Cash flow is critical to any business, but having too much cash tied up can mean lost opportunities and less room for growth. On the other hand, having too much working capital means too much hidden capital tied up in stocks etc. Working capital management should be amongst the top priorities for companies to strike the ideal balance between working capital and cash flow. We provide you with a wiki to explain the importance of working capital, how you can improve it and what are the latest developments surrounding this critical entity.
What is Working Capital?
Working capital is the capital that companies require to meet their everyday financial obligations and commitments to operate successfully i.e. ability to pay suppliers, salaries payable, maintenance costs, replenish stocks etc. In accounting terms, it’s the difference between current assets (such as inventories, accounts receivables and cash) and current liabilities (such as accounts payable and other short term liabilities).
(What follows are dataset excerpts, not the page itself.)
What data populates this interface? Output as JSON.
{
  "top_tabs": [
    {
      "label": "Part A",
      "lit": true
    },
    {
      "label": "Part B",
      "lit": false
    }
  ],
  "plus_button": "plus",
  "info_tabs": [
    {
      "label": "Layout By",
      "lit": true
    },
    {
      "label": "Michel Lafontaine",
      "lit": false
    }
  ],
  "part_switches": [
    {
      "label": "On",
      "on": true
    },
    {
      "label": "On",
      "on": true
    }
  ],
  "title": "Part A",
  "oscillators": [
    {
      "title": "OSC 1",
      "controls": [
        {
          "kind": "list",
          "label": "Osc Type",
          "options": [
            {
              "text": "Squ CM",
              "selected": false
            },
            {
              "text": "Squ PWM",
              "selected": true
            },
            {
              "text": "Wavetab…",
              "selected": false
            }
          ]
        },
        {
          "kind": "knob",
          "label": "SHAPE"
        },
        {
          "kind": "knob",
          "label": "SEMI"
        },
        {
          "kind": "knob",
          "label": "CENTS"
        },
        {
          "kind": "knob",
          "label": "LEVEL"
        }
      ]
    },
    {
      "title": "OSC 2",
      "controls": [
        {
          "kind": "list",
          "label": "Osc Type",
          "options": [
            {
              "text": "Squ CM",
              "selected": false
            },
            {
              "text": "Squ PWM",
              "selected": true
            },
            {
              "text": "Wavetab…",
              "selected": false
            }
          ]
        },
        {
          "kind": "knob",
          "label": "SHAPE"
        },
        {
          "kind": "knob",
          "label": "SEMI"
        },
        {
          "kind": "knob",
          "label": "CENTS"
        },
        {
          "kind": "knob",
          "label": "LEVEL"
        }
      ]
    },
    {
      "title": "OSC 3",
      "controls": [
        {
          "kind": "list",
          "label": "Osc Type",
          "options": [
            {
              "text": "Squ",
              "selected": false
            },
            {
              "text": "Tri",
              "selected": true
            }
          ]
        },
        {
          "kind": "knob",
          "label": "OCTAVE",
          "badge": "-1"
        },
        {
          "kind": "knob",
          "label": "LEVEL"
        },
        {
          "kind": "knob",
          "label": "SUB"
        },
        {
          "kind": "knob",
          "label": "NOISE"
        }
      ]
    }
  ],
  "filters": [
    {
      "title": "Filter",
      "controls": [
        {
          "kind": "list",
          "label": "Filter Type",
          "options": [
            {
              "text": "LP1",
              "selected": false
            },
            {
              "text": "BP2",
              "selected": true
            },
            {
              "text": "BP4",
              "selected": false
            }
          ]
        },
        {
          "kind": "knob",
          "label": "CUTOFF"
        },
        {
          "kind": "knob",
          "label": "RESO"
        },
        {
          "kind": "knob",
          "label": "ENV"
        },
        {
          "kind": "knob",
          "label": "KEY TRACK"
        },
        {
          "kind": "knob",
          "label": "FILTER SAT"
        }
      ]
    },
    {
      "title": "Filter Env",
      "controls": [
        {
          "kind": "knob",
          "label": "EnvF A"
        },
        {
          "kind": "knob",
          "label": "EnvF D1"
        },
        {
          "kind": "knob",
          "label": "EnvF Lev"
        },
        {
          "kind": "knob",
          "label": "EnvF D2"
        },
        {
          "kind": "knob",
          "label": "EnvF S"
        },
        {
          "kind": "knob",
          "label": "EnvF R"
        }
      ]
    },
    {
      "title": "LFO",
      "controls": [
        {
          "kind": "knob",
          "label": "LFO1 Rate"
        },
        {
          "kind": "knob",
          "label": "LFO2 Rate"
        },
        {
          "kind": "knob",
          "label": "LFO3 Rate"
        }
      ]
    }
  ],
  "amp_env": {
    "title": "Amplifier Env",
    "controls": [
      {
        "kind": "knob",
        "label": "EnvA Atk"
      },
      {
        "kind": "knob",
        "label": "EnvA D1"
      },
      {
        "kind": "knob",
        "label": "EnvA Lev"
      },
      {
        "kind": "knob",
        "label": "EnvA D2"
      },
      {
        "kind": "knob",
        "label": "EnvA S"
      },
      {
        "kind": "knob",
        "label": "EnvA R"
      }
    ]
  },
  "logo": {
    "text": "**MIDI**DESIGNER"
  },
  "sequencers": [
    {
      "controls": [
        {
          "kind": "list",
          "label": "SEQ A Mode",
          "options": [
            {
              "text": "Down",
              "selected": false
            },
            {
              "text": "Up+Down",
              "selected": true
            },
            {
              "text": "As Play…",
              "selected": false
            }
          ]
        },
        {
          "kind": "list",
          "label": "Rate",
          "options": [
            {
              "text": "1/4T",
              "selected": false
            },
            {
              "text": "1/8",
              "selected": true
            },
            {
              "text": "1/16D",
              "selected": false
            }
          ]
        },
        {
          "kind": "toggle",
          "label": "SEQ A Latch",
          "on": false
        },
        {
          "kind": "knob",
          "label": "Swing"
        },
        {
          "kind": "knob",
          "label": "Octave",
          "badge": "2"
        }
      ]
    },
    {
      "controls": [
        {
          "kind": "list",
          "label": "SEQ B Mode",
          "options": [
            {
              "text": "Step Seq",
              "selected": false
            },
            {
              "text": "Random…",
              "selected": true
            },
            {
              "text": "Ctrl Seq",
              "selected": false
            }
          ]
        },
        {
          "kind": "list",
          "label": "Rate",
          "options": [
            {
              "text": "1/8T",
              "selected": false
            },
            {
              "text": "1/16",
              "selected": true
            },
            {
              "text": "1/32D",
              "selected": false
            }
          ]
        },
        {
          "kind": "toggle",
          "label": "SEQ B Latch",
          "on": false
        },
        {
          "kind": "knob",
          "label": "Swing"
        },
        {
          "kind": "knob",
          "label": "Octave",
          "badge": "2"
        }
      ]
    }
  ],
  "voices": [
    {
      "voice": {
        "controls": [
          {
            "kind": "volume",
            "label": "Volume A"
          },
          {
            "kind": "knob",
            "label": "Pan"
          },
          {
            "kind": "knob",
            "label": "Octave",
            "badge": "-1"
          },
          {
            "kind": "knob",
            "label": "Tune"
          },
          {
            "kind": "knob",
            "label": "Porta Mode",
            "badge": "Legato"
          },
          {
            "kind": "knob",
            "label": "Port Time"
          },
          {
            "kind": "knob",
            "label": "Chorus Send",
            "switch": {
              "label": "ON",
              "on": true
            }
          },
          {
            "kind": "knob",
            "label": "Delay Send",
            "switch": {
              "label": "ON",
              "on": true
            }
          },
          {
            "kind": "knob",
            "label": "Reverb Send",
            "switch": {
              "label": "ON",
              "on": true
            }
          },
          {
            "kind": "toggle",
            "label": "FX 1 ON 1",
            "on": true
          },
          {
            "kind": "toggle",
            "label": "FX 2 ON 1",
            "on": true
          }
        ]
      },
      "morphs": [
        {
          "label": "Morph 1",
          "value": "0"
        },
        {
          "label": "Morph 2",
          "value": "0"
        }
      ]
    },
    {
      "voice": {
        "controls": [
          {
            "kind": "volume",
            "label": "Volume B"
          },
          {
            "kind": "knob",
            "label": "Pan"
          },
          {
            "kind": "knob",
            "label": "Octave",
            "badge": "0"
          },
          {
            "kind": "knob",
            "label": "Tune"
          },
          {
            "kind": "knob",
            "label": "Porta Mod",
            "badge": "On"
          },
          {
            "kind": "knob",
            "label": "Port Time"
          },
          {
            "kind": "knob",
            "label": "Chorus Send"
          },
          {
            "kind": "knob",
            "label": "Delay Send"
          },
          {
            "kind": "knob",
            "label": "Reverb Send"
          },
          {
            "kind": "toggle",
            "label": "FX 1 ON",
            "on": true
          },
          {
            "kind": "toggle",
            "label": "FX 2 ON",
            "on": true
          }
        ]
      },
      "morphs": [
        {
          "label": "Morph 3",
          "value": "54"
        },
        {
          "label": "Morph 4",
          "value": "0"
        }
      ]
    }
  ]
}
Why is Working Capital important?
Working capital is a critical measurement to any business. It’s an indicator of the ability to function efficiently to cover their daily operations. A shortage of working capital could result in serious consequences and can lead to financial alarm bells sounding as the ability to satisfy outgoing expenditure becomes an issue.
What determines the amount of Working Capital?
There are three factors which influence working capital:
Outstanding debts owed has a direct impact on the working capital and is therefore critical for companies to ensure the collection process is well functioned to avoid a long payment receivables period. Similarly, inventory levels need to be kept at the optimum level to positively impact on the working capital. Too much stock leaves a company vulnerable with no cash being received for the goods. Creditors (payables) also influence the working capital as the longer it takes vendors to be paid, the longer the company maintains its working capital used for expenditure. The period between payment to the supplier and receipt of customer funds is called the cash conversion cycle (CCC).
How do you improve Working Capital?
By focusing on these three components, a business can improve their working capital:
- Screening of (potential) customers on their payment behaviour and credit worthiness by requesting business credit reports and monitoring their financial developments as positions fluctuate.
- Critically examine the billing process. Taking a severe look at your invoice can have positive effects on receiving outstanding debts owed. Ensure that there are clear lines of communication between your sales and finance departments.
Learn how to improve the relationship here
- Improve the telephone techniques when collecting outstanding amounts.
Furthermore, there are other ways to improve your working capital including fees paid to receive monies quicker such as factoring or reverse factoring, optimising stock levels to suit market conditions and striking a longer payment period with suppliers.
Cash flow forecasting useful to Working Capital
Companies which focus on cash flow are likely to have good working capital measurements. Proactive practices of credit management enable an accurate forecast of cash flow knowing when payments are received and when suppliers need to be paid.
Calculation of Net Working Capital
Net working capital can be calculated as the ratio between current assets and current liabilities. Anything below 1 indicates negative working capital, while anything over 2 means that the company is not investing excess assets. It’s said that the optimum ratio is between 1.2 and 2.